The other business methods all access the database in a similar manner and can be examined on the code supplied under the examples directory of Day 5 on the accompanying Web site.

Exceptions

Your bean needs to be able to indicate when it hits a problem. Because the client does not call your bean directly, the EJB specification lays out certain rules as to the types of exceptions your bean can throw. For remote clients, there is also the possibility of network problems.

The EJB specification categorizes exceptions as either application exceptions or system exceptions. These correspond quite closely to the regular Java categories of checked exceptions and runtime exceptions.

Figure 5.5 shows the exceptions in the javax.ejb package, indicating which are application and which are system exceptions.

Figure 5.5. Exceptions are either system exceptions or application exceptions.


So, what do these categorizations mean? If a bean throws an application exception, the EJB container will propagate this back to the application client. As you shall see on Day 8, “Transactions and Persistence,” any ongoing transaction is not terminated by an application exception. In other words, the semantics of an application exception are pretty similar to a checked exception; generally, the client can recover if desired.

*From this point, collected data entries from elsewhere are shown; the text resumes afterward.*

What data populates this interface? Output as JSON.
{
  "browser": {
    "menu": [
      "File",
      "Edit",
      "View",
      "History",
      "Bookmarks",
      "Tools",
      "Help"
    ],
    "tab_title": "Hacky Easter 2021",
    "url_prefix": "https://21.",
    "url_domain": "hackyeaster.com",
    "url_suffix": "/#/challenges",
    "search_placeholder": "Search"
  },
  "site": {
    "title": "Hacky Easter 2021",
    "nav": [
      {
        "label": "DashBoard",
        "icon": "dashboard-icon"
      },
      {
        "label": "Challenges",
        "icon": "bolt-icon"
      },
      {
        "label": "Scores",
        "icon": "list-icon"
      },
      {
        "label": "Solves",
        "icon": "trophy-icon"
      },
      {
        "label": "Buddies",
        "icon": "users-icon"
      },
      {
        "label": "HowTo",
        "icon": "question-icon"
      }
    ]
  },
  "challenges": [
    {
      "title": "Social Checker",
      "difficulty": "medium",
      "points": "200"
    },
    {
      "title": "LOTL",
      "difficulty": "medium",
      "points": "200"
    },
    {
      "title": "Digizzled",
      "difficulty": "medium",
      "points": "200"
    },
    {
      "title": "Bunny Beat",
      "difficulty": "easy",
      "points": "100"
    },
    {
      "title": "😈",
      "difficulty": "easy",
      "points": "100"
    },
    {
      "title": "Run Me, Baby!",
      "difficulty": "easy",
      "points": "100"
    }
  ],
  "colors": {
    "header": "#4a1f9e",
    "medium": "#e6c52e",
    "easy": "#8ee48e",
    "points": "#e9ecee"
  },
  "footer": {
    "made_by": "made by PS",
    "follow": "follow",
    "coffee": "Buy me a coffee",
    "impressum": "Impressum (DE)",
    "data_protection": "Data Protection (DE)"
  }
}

However, if a bean throws a system exception, that indicates a severe problem that will not be recoverable by the client. For example, if the database connection fails, there is very little that the client can do about it. In such a case, the EJB container will take steps to terminate any ongoing transaction because it is unlikely to complete. Moreover, the EJB container will discard the bean instance that threw the exception. In other words, there is no need to code any clean up logic in your bean after a system exception is thrown.

Although all runtime exceptions are classified as EJB system exceptions and the javax.ejb.EJBException is a RuntimeException provided for your use, this class allows the underlying cause to be wrapped through one of its constructors. The error() helper method in AgencyBean does precisely this:

private void error (String msg, Exception ex) {
    String s = "AgencyBean: "+msg + "
" + ex;
    System.out.println(s);
    throw new EJBException(s,ex);
}

In Figure 5.5, you can see that there is one checked exception, namely java.rmi.RemoteException, that is classified as an EJB system exception rather than as an EJB application exception. Your bean code should never throw this exception; instead, it is reserved for the EJB container itself. If your bean has hit a system exception, it should throw an EJBException rather than RemoteException.